I look forward to the legislation being implemented. The Labour Party will be tabling amendments on Committee Stage to address specific areas. It has taken much time for the Bill to be introduced in the Dáil. I believe the Labour Party's Bill on civil partnerships is better, stronger and more realistic for current times. For those in Fianna Fáil and the Minister who are concerned about introducing this legislation, they should think about Spain and Portugal, both rather conservative countries once like Ireland, who decided to open up the doors and offer full freedom to all of their citizens on an equal basis.
I am glad to contribute to the debate on this Bill. It is an important step forward in family law legislation, recognising same-sex couples, their rights as well as their responsibilities and the State's obligation to them. There is a strong consensus with and welcoming of the Bill's provisions. All parties have put forward proposals in this area such as former Fine Gael Senator, Sheila Terry, who introduced civil partnership proposals in 2004.

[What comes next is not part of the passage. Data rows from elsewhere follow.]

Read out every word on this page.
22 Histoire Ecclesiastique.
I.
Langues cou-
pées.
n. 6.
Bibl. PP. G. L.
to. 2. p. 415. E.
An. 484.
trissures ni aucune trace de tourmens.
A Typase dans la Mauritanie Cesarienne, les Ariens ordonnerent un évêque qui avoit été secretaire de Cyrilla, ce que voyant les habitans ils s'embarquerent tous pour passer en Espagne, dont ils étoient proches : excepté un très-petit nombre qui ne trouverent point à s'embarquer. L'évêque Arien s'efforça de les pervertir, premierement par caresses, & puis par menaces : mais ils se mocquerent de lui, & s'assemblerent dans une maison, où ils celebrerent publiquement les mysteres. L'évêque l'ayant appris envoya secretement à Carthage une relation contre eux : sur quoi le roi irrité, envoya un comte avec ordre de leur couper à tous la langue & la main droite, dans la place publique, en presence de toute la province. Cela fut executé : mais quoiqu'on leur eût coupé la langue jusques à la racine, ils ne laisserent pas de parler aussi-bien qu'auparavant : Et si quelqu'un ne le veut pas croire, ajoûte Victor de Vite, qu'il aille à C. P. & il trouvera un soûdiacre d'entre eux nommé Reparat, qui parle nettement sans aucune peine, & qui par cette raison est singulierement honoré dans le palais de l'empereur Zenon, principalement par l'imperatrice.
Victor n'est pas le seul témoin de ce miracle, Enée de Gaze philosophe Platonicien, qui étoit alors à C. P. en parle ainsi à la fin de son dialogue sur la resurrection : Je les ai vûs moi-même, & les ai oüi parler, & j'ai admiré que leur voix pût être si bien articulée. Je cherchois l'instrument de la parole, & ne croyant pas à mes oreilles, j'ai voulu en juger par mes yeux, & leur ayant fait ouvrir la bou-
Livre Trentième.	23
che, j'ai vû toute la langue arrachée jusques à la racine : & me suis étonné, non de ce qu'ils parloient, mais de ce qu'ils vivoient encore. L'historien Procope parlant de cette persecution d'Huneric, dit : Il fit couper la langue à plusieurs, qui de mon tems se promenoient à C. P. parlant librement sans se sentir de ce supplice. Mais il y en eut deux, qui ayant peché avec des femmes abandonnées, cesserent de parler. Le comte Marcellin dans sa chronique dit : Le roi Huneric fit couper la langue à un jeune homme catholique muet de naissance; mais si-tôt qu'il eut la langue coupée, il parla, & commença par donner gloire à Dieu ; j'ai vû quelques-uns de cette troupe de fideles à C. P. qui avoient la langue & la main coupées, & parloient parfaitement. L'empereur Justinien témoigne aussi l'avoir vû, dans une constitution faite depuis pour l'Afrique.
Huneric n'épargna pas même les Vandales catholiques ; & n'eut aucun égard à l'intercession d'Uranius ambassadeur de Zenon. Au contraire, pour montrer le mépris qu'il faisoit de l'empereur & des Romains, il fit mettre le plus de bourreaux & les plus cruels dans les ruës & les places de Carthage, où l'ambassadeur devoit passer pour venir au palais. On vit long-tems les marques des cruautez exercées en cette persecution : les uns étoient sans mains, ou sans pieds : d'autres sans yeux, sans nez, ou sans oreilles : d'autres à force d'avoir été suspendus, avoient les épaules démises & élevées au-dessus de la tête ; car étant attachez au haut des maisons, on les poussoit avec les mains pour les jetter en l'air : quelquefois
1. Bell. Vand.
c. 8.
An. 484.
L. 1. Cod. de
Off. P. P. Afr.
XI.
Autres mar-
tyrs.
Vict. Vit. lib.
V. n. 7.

I have received much communication from constituents on the Bill's provisions. Although it is broadly welcomed, some believe it does not go far enough while others recognise it is an important step forward. The 2006 census estimated there were 2,090 same-sex cohabiting couples, one third of whom had children. I am sure that figure has risen somewhat since then. Existing law makes little provision for the increasing number of cohabiting same-sex couples. Ireland is not unique or the first to introduce civil partnership legislation. In 2005, the UK and Northern Ireland introduced legislation recognising civil partnerships while Denmark, Iceland, Finland, Germany, Switzerland and Slovenia introduced similar legislation. Some countries have gone further by legislating for same-sex marriage.

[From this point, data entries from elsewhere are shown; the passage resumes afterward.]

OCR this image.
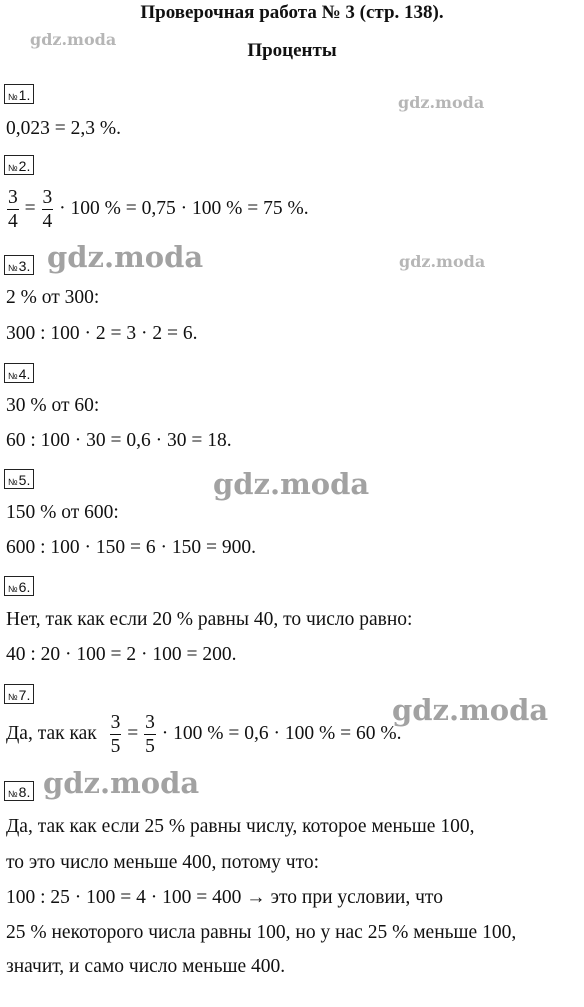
Проверочная работа № 3 (стр. 138).
Проценты
gdz.moda
gdz.moda
gdz.moda	gdz.moda
gdz.moda
gdz.moda
gdz.moda
№1.
0,023 = 2,3 %.
№2.
$\frac{3}{4} = \frac{3}{4} \cdot 100$ % = 0,75 · 100 % = 75 %.
№3.
2 % от 300:
300 : 100 · 2 = 3 · 2 = 6.
№4.
30 % от 60:
60 : 100 · 30 = 0,6 · 30 = 18.
№5.
150 % от 600:
600 : 100 · 150 = 6 · 150 = 900.
№6.
Нет, так как если 20 % равны 40, то число равно:
40 : 20 · 100 = 2 · 100 = 200.
№7.
Да, так как $\frac{3}{5} = \frac{3}{5} \cdot 100$ % = 0,6 · 100 % = 60 %.
№8.
Да, так как если 25 % равны числу, которое меньше 100,
то это число меньше 400, потому что:
100 : 25 · 100 = 4 · 100 = 400 → это при условии, что
25 % некоторого числа равны 100, но у нас 25 % меньше 100,
значит, и само число меньше 400.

This issue is a concern for some people. The Minister stated: "The Attorney General has advised in particular that to comply with the Constitution, it is necessary to differentiate the recognition being accorded to same-sex couples who register their partnership with the special recognition accorded under the Constitution to persons of the opposite sex who marry." Some people who have contacted me believe the legislation does not go far enough and they ultimately want to see same-sex marriage introduced.
The legislation, however, is an important step forward in giving same-sex couples who have committed to one another the opportunity to declare their commitment before the law and the State. It will grant rights as well as obligations under civil law. While introducing the civil partnership registration scheme, it also introduces a cohabitation scheme. This provision has not been widely acknowledged, overshadowed as it is by the former provision.